Moreover, the candy drops had an incalculable positive effect on the morale of Berliners. It gave them hope that the U.S. was committed to resisting Russian aggression and that their privations, which went on for years, would eventually see an end. More than any other single act, the Berlin Airlift soothed the enmity between two bitter enemies and it, along with the Marshall Plan, cemented the post-war peace that, improbably—or maybe inevitably—the Russians are once again threatening, this time in Ukraine.
As the summer of 1948 wore on into the difficult flying months of the fall and winter, the airlift became an exhausting slog. Although Tunner had refined it for maximum efficiency, crews were falling asleep on the flight decks. At Tempelhof, ground marshallers carried fishing poles to rattle on the windows to wake slumbering pilots awaiting takeoff. More than one crew woke up over France on the return flight, having snoozed past their Rhein-Main arrival. Still, the candy drop went on. Inevitably, there were even regulations for the parachutes. They were to be 15-inch squares of light cloth with four 16-inch-long strings for shrouds.
The airlift eventually had 225 C-54s, but only 48 were ever in the air at once, according to Cherny. In the spring of 1949, Tunner organized what he called the Easter Parade. In a single day, 26 million pounds were flown into Berlin in 1398 flights—nearly one a minute. A Russian controller in the four-party control tower bolted down the stairs, saying the airplanes were coming too fast.

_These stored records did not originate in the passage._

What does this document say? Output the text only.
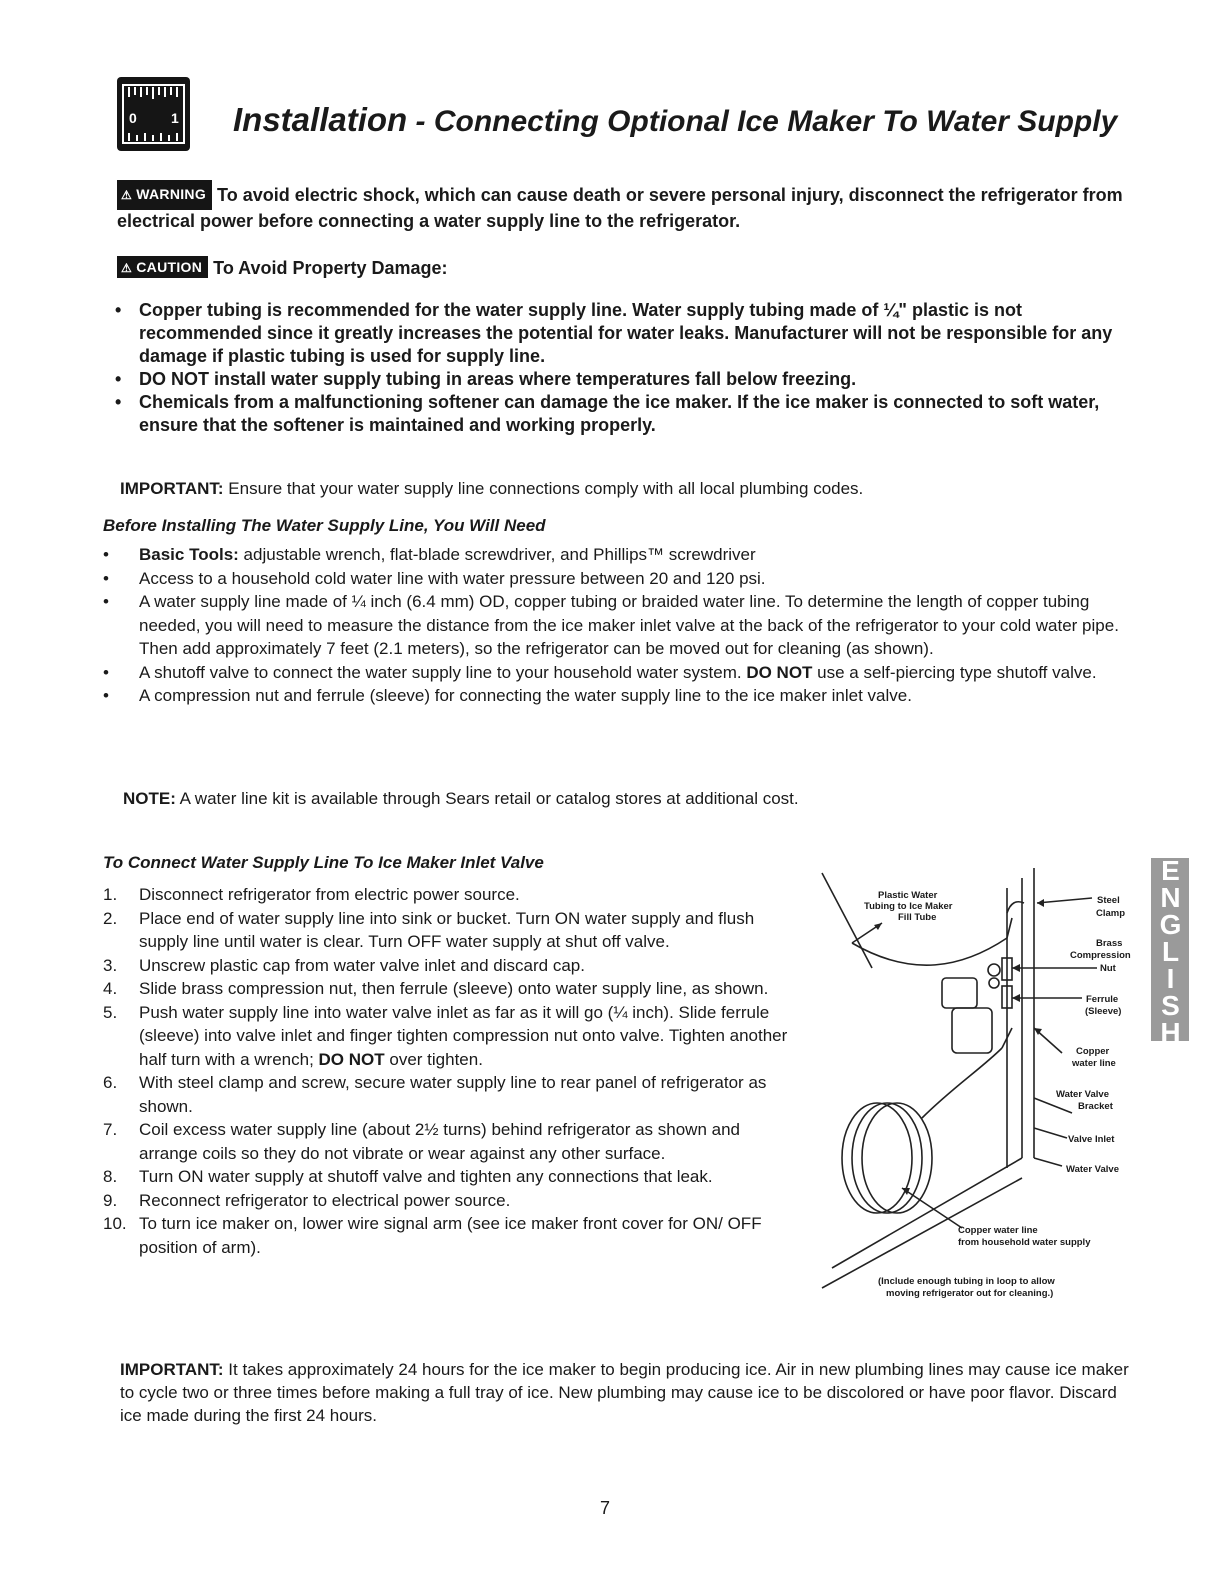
0 1 Installation - Connecting Optional Ice Maker To Water Supply
⚠ WARNING To avoid electric shock, which can cause death or severe personal injury, disconnect the refrigerator from electrical power before connecting a water supply line to the refrigerator.
⚠ CAUTION To Avoid Property Damage:
• Copper tubing is recommended for the water supply line. Water supply tubing made of ¼" plastic is not recommended since it greatly increases the potential for water leaks. Manufacturer will not be responsible for any damage if plastic tubing is used for supply line.
• DO NOT install water supply tubing in areas where temperatures fall below freezing.
• Chemicals from a malfunctioning softener can damage the ice maker. If the ice maker is connected to soft water, ensure that the softener is maintained and working properly.
IMPORTANT: Ensure that your water supply line connections comply with all local plumbing codes.
Before Installing The Water Supply Line, You Will Need
• Basic Tools: adjustable wrench, flat-blade screwdriver, and Phillips™ screwdriver
• Access to a household cold water line with water pressure between 20 and 120 psi.
• A water supply line made of ¼ inch (6.4 mm) OD, copper tubing or braided water line. To determine the length of copper tubing needed, you will need to measure the distance from the ice maker inlet valve at the back of the refrigerator to your cold water pipe. Then add approximately 7 feet (2.1 meters), so the refrigerator can be moved out for cleaning (as shown).
• A shutoff valve to connect the water supply line to your household water system. DO NOT use a self-piercing type shutoff valve.
• A compression nut and ferrule (sleeve) for connecting the water supply line to the ice maker inlet valve.
NOTE: A water line kit is available through Sears retail or catalog stores at additional cost.
To Connect Water Supply Line To Ice Maker Inlet Valve
1. Disconnect refrigerator from electric power source.
2. Place end of water supply line into sink or bucket. Turn ON water supply and flush supply line until water is clear. Turn OFF water supply at shut off valve.
3. Unscrew plastic cap from water valve inlet and discard cap.
4. Slide brass compression nut, then ferrule (sleeve) onto water supply line, as shown.
5. Push water supply line into water valve inlet as far as it will go (¼ inch). Slide ferrule (sleeve) into valve inlet and finger tighten compression nut onto valve. Tighten another half turn with a wrench; DO NOT over tighten.
6. With steel clamp and screw, secure water supply line to rear panel of refrigerator as shown.
7. Coil excess water supply line (about 2½ turns) behind refrigerator as shown and arrange coils so they do not vibrate or wear against any other surface.
8. Turn ON water supply at shutoff valve and tighten any connections that leak.
9. Reconnect refrigerator to electrical power source.
10. To turn ice maker on, lower wire signal arm (see ice maker front cover for ON/ OFF position of arm).
Plastic Water
Tubing to Ice Maker
Fill Tube
Steel
Clamp
Brass
Compression
Nut
Ferrule
(Sleeve)
Copper
water line
Water Valve
Bracket
Valve Inlet
Water Valve
Copper water line
from household water supply
(Include enough tubing in loop to allow
moving refrigerator out for cleaning.)
ENGLISH
IMPORTANT: It takes approximately 24 hours for the ice maker to begin producing ice. Air in new plumbing lines may cause ice maker to cycle two or three times before making a full tray of ice. New plumbing may cause ice to be discolored or have poor flavor. Discard ice made during the first 24 hours.
7
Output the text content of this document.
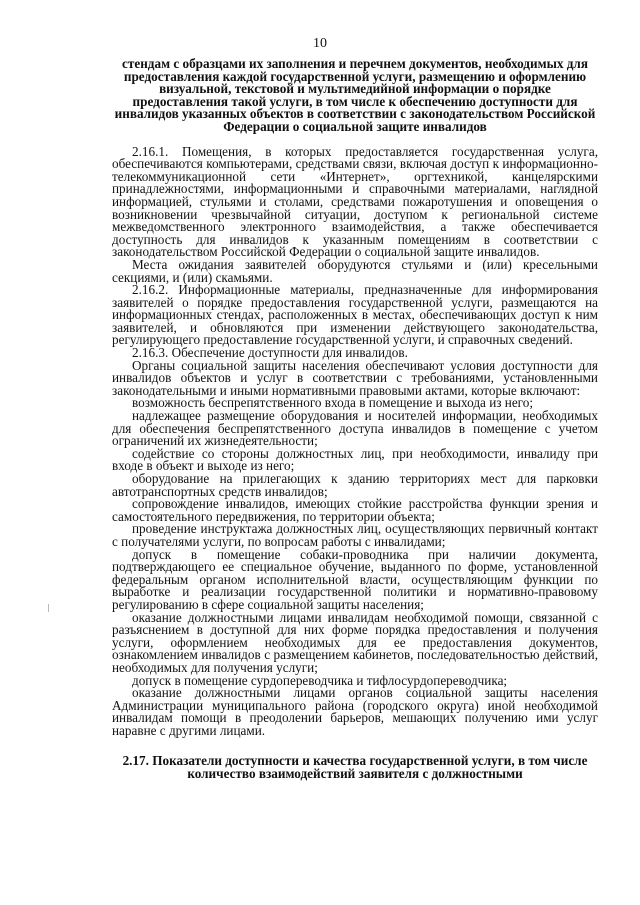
10
стендам с образцами их заполнения и перечнем документов, необходимых для предоставления каждой государственной услуги, размещению и оформлению визуальной, текстовой и мультимедийной информации о порядке предоставления такой услуги, в том числе к обеспечению доступности для инвалидов указанных объектов в соответствии с законодательством Российской Федерации о социальной защите инвалидов

2.16.1. Помещения, в которых предоставляется государственная услуга, обеспечиваются компьютерами, средствами связи, включая доступ к информационно-телекоммуникационной сети «Интернет», оргтехникой, канцелярскими принадлежностями, информационными и справочными материалами, наглядной информацией, стульями и столами, средствами пожаротушения и оповещения о возникновении чрезвычайной ситуации, доступом к региональной системе межведомственного электронного взаимодействия, а также обеспечивается доступность для инвалидов к указанным помещениям в соответствии с законодательством Российской Федерации о социальной защите инвалидов.

Места ожидания заявителей оборудуются стульями и (или) кресельными секциями, и (или) скамьями.

2.16.2. Информационные материалы, предназначенные для информирования заявителей о порядке предоставления государственной услуги, размещаются на информационных стендах, расположенных в местах, обеспечивающих доступ к ним заявителей, и обновляются при изменении действующего законодательства, регулирующего предоставление государственной услуги, и справочных сведений.

2.16.3. Обеспечение доступности для инвалидов.

Органы социальной защиты населения обеспечивают условия доступности для инвалидов объектов и услуг в соответствии с требованиями, установленными законодательными и иными нормативными правовыми актами, которые включают:

возможность беспрепятственного входа в помещение и выхода из него;

надлежащее размещение оборудования и носителей информации, необходимых для обеспечения беспрепятственного доступа инвалидов в помещение с учетом ограничений их жизнедеятельности;

содействие со стороны должностных лиц, при необходимости, инвалиду при входе в объект и выходе из него;

оборудование на прилегающих к зданию территориях мест для парковки автотранспортных средств инвалидов;

сопровождение инвалидов, имеющих стойкие расстройства функции зрения и самостоятельного передвижения, по территории объекта;

проведение инструктажа должностных лиц, осуществляющих первичный контакт с получателями услуги, по вопросам работы с инвалидами;

допуск в помещение собаки-проводника при наличии документа, подтверждающего ее специальное обучение, выданного по форме, установленной федеральным органом исполнительной власти, осуществляющим функции по выработке и реализации государственной политики и нормативно-правовому регулированию в сфере социальной защиты населения;

оказание должностными лицами инвалидам необходимой помощи, связанной с разъяснением в доступной для них форме порядка предоставления и получения услуги, оформлением необходимых для ее предоставления документов, ознакомлением инвалидов с размещением кабинетов, последовательностью действий, необходимых для получения услуги;

допуск в помещение сурдопереводчика и тифлосурдопереводчика;

оказание должностными лицами органов социальной защиты населения Администрации муниципального района (городского округа) иной необходимой инвалидам помощи в преодолении барьеров, мешающих получению ими услуг наравне с другими лицами.

2.17. Показатели доступности и качества государственной услуги, в том числе количество взаимодействий заявителя с должностными
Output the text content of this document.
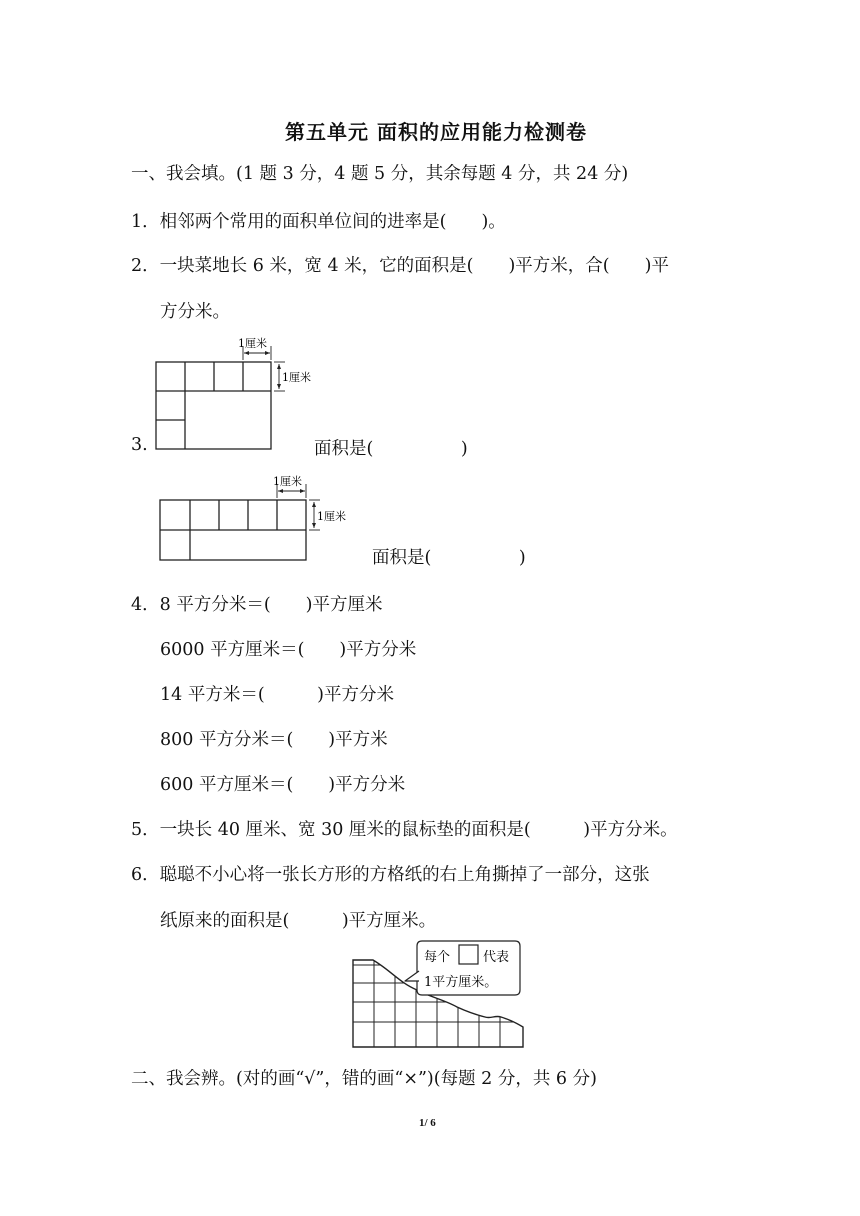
第五单元 面积的应用能力检测卷
一、我会填。(1 题 3 分，4 题 5 分，其余每题 4 分，共 24 分)
1．相邻两个常用的面积单位间的进率是(　　)。
2．一块菜地长 6 米，宽 4 米，它的面积是(　　)平方米，合(　　)平
方分米。
1厘米
1厘米
3.	面积是(　　　　　)
1厘米
1厘米
面积是(　　　　　)
4．8 平方分米＝(　　)平方厘米
6000 平方厘米＝(　　)平方分米
14 平方米＝(　　　)平方分米
800 平方分米＝(　　)平方米
600 平方厘米＝(　　)平方分米
5．一块长 40 厘米、宽 30 厘米的鼠标垫的面积是(　　　)平方分米。
6．聪聪不小心将一张长方形的方格纸的右上角撕掉了一部分，这张
纸原来的面积是(　　　)平方厘米。
每个	代表
1平方厘米。
二、我会辨。(对的画“√”，错的画“×”)(每题 2 分，共 6 分)
1/ 6
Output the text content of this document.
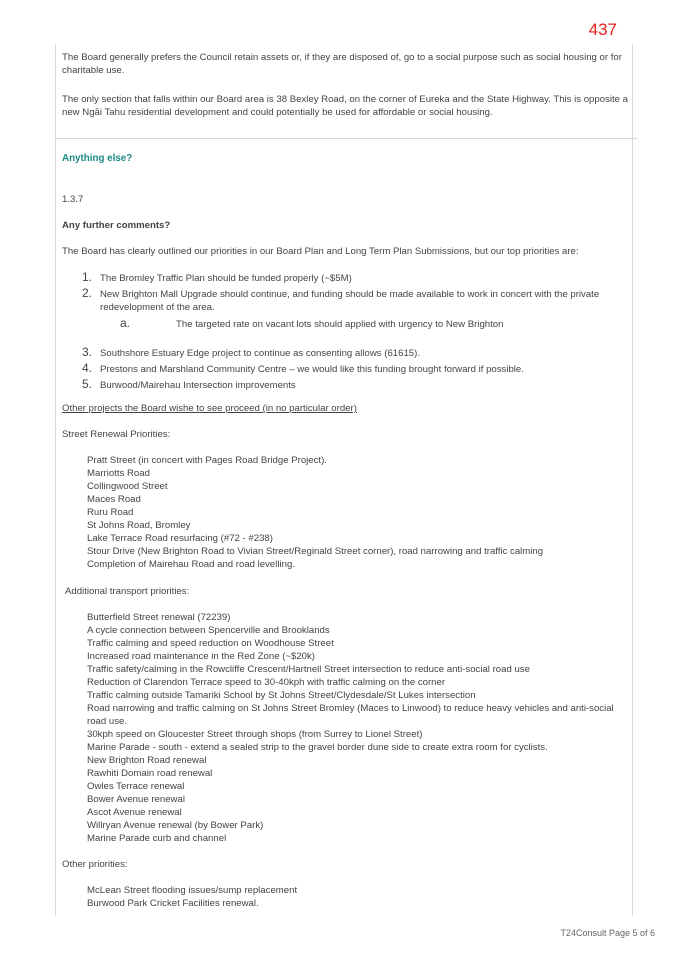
437

The Board generally prefers the Council retain assets or, if they are disposed of, go to a social purpose such as social housing or for charitable use.

The only section that falls within our Board area is 38 Bexley Road, on the corner of Eureka and the State Highway. This is opposite a new Ngāi Tahu residential development and could potentially be used for affordable or social housing.

Anything else?

1.3.7

Any further comments?

The Board has clearly outlined our priorities in our Board Plan and Long Term Plan Submissions, but our top priorities are:

1. The Bromley Traffic Plan should be funded properly (~$5M)
2. New Brighton Mall Upgrade should continue, and funding should be made available to work in concert with the private redevelopment of the area.
a.	The targeted rate on vacant lots should applied with urgency to New Brighton
3. Southshore Estuary Edge project to continue as consenting allows (61615).
4. Prestons and Marshland Community Centre – we would like this funding brought forward if possible.
5. Burwood/Mairehau Intersection improvements

Other projects the Board wishe to see proceed (in no particular order)

Street Renewal Priorities:

Pratt Street (in concert with Pages Road Bridge Project).
Marriotts Road
Collingwood Street
Maces Road
Ruru Road
St Johns Road, Bromley
Lake Terrace Road resurfacing (#72 - #238)
Stour Drive (New Brighton Road to Vivian Street/Reginald Street corner), road narrowing and traffic calming
Completion of Mairehau Road and road levelling.

Additional transport priorities:

Butterfield Street renewal (72239)
A cycle connection between Spencerville and Brooklands
Traffic calming and speed reduction on Woodhouse Street
Increased road maintenance in the Red Zone (~$20k)
Traffic safety/calming in the Rowcliffe Crescent/Hartnell Street intersection to reduce anti-social road use
Reduction of Clarendon Terrace speed to 30-40kph with traffic calming on the corner
Traffic calming outside Tamariki School by St Johns Street/Clydesdale/St Lukes intersection
Road narrowing and traffic calming on St Johns Street Bromley (Maces to Linwood) to reduce heavy vehicles and anti-social road use.
30kph speed on Gloucester Street through shops (from Surrey to Lionel Street)
Marine Parade - south - extend a sealed strip to the gravel border dune side to create extra room for cyclists.
New Brighton Road renewal
Rawhiti Domain road renewal
Owles Terrace renewal
Bower Avenue renewal
Ascot Avenue renewal
Willryan Avenue renewal (by Bower Park)
Marine Parade curb and channel

Other priorities:

McLean Street flooding issues/sump replacement
Burwood Park Cricket Facilities renewal.
T24Consult Page 5 of 6
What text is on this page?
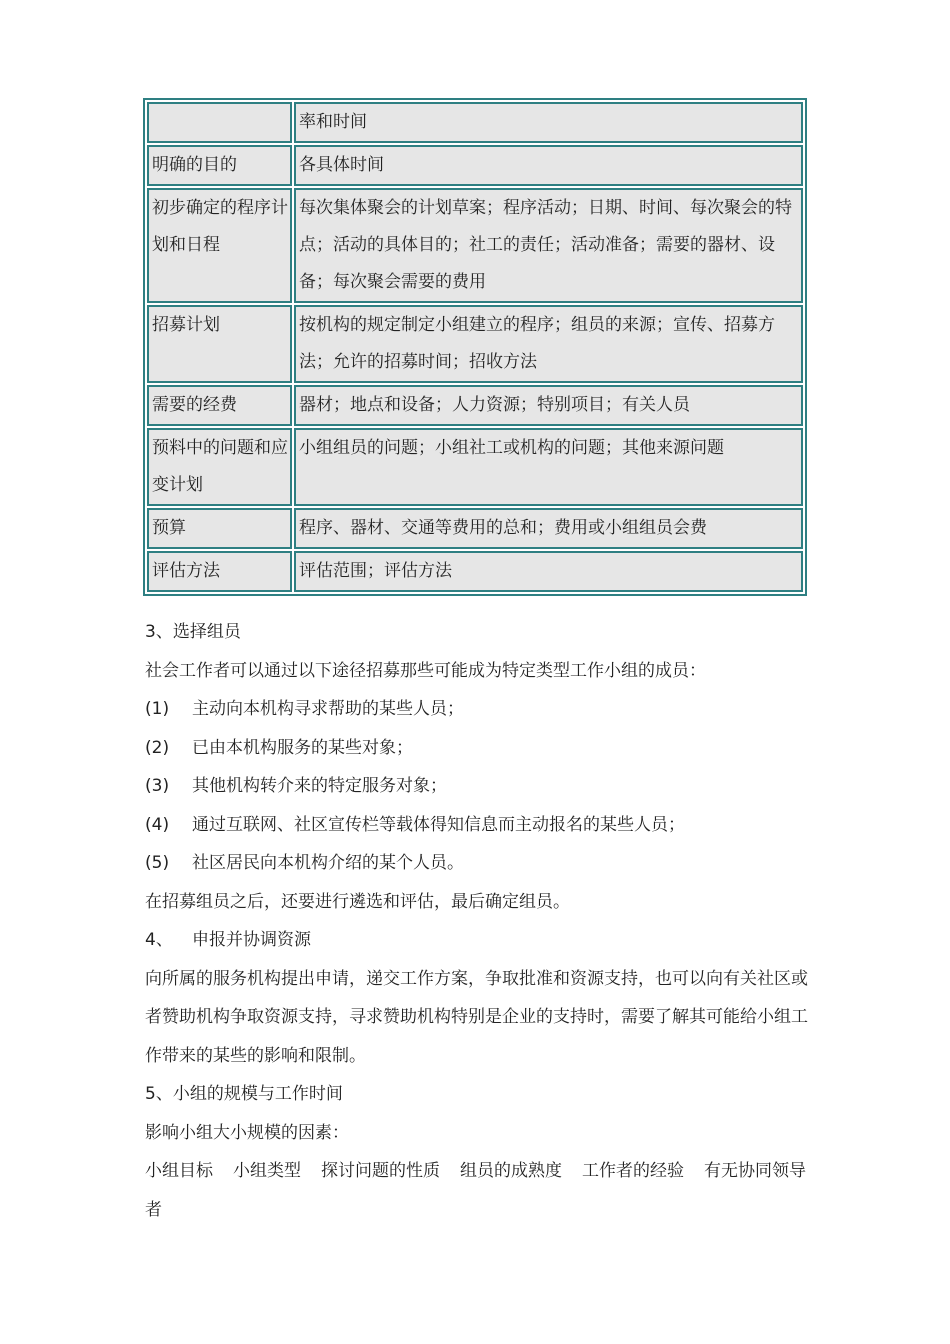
	率和时间
明确的目的	各具体时间
初步确定的程序计划和日程	每次集体聚会的计划草案；程序活动；日期、时间、每次聚会的特点；活动的具体目的；社工的责任；活动准备；需要的器材、设备；每次聚会需要的费用
招募计划	按机构的规定制定小组建立的程序；组员的来源；宣传、招募方法；允许的招募时间；招收方法
需要的经费	器材；地点和设备；人力资源；特别项目；有关人员
预料中的问题和应变计划	小组组员的问题；小组社工或机构的问题；其他来源问题
预算	程序、器材、交通等费用的总和；费用或小组组员会费
评估方法	评估范围；评估方法

3、选择组员

社会工作者可以通过以下途径招募那些可能成为特定类型工作小组的成员：

(1) 主动向本机构寻求帮助的某些人员；

(2) 已由本机构服务的某些对象；

(3) 其他机构转介来的特定服务对象；

(4) 通过互联网、社区宣传栏等载体得知信息而主动报名的某些人员；

(5) 社区居民向本机构介绍的某个人员。

在招募组员之后，还要进行遴选和评估，最后确定组员。

4、 申报并协调资源

向所属的服务机构提出申请，递交工作方案，争取批准和资源支持，也可以向有关社区或者赞助机构争取资源支持，寻求赞助机构特别是企业的支持时，需要了解其可能给小组工作带来的某些的影响和限制。

5、小组的规模与工作时间

影响小组大小规模的因素：

小组目标 小组类型 探讨问题的性质 组员的成熟度 工作者的经验 有无协同领导者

The Soviets ended the blockade on May 12, 1949, but the airlift continued through September to build Berlin’s stockpiles. It ended with 277,000 flights and 4.6 billion pounds of cargo. Against the fear of another blockade, Berliners stashed 132 million pounds of wheat, 52 million pounds of canned meat and 15 million pounds of butter, among other supplies. When the Soviet Union collapsed in 1991 and store shelves were bare, Berlin offered to send the surplus it had in warehouses. “The only trouble is,” The New York Times reported, “they don’t know how to deliver it.”
After the airlift, Halvorsen returned to fly the C-74 and remained in the military for 30 years. He retired as a Colonel. His famous gesture was soon forgotten in the U.S. But not in Berlin. When he returned for the 50th anniversary in 1998, he arrived in a C-54. Those kids—now in their 50s and 60s—lined up to shake his hand and pay their respects. One produced a handkerchief parachute and asked his forgiveness for not returning it, as the label directed.
It’s natural to think of Gail Seymour Halvorsen’s promise to those kids that July day in 1948 as an act of great patriotism. Maybe. But I think it an act of great humanity, which is a far more lasting legacy.
In addition to Cherney's excellent history, I can also recommend Richard Reeves' Daring Young Men: The Heroism and Triumph of the Berlin Airlift.